On peut donc maintenant imaginer que chaque chercheur publie dans son
espace ses articles, qu'il signale ses nouvelles publications à ses pairs
et que certains en fassent la critique. Critique que chaque pair peut
publier à son tour et lier à l'article original pour signaler qu'il s'agit
d'une critique de l'article en question.
Le sens, la sémantique des relations permet aux moteurs d'indexation et de
recherche de pouvoir trouver qui a critiqué tel article, suivre les
discussions liées à un article, référencer un article depuis un autre, etc.
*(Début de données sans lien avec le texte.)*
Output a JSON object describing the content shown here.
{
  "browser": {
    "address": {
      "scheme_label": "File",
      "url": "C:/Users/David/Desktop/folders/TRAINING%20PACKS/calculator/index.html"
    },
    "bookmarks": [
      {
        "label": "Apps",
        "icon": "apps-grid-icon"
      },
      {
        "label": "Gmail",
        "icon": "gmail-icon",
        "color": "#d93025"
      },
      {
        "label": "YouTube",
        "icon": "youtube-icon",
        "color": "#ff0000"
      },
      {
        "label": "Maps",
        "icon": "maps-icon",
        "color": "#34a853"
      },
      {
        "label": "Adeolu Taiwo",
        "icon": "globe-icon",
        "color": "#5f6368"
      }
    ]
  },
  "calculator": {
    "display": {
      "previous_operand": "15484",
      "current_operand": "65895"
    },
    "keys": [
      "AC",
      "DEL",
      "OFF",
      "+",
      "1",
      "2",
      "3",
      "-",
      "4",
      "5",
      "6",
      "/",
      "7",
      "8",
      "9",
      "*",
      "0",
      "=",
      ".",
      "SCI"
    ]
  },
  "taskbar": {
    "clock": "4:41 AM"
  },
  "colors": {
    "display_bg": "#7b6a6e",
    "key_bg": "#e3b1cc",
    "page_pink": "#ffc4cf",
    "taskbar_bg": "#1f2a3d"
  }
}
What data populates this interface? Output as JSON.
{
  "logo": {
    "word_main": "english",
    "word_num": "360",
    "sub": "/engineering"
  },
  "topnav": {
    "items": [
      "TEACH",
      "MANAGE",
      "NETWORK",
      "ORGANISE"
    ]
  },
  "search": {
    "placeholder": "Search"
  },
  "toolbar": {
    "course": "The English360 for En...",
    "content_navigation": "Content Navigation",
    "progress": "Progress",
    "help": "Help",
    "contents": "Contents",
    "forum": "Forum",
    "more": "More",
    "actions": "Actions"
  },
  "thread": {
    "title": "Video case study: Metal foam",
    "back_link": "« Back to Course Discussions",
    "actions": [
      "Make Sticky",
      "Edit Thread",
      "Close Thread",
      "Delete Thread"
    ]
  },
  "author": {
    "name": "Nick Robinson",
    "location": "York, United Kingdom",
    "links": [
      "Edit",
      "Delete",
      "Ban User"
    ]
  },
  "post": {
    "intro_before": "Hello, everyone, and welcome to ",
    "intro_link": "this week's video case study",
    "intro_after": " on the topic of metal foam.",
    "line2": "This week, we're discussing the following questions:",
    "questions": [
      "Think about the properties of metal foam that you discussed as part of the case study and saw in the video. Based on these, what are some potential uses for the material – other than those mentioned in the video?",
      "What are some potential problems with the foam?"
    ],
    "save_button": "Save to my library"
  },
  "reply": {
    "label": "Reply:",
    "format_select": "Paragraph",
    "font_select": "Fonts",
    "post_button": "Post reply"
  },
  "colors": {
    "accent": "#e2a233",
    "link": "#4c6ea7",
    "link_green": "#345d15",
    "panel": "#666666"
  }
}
Le tout aboutissant à une forme de réseau décentralisé des publications
scientifiques, qui peut être adossé à une sorte de réseau social des
chercheurs pour faciliter les communications.
J'espère que je suis assez clair. Dans un tel système (qui n'est pas
parfait), le goulot des revues disparaît, la transparence des critiques et
la publication d'un article avant critique pouvant être sources de
responsabilisation.
Il est en effet facile de nos jours de se défausser de
la responsabilité d'un article incorrect par le fait qu'il a été accepté
par le comité éditorial d'une revue qui a choisi de le publier. Comme
l'indique J.-C. Guédon, nombre d'articles incorrects sont en ce moment
retirés de revues prestigieuses.
Remarque: le logiciel libre fonctionne lui déjà sur le mode de publication
avant critique. Il a existé des sortes de revues pour les logiciels libres
quand internet n'était pas encore très répandu. Ces revues distribuaient
les logiciels libres sous forme de CD, elles assuraient donc aussi un
filtrage et une publication. Ce type de diffusion a pratiquement disparu au
fur et à mesure qu'internet est devenu accessible à tous. Etrangement, le
système des revues scientifiques se maintient. Il est vrai que l'exigence
de correction n'est pas la même, mais tout de même: un logiciel incorrect
ne sera pas utilisé très longtemps par la communauté, de même qu'un article
incorrect.
Cette relation entre la science et le nouvel espace de publication
offert par le numérique était évoquée par Bernard Stiegler dans l'émission
Les retours du dimanche
du 1er janvier 2012 où il parle de "recherche contributive" et dit que
"La science, c'est du peer-to-peer" (à partir de la 42ème minute).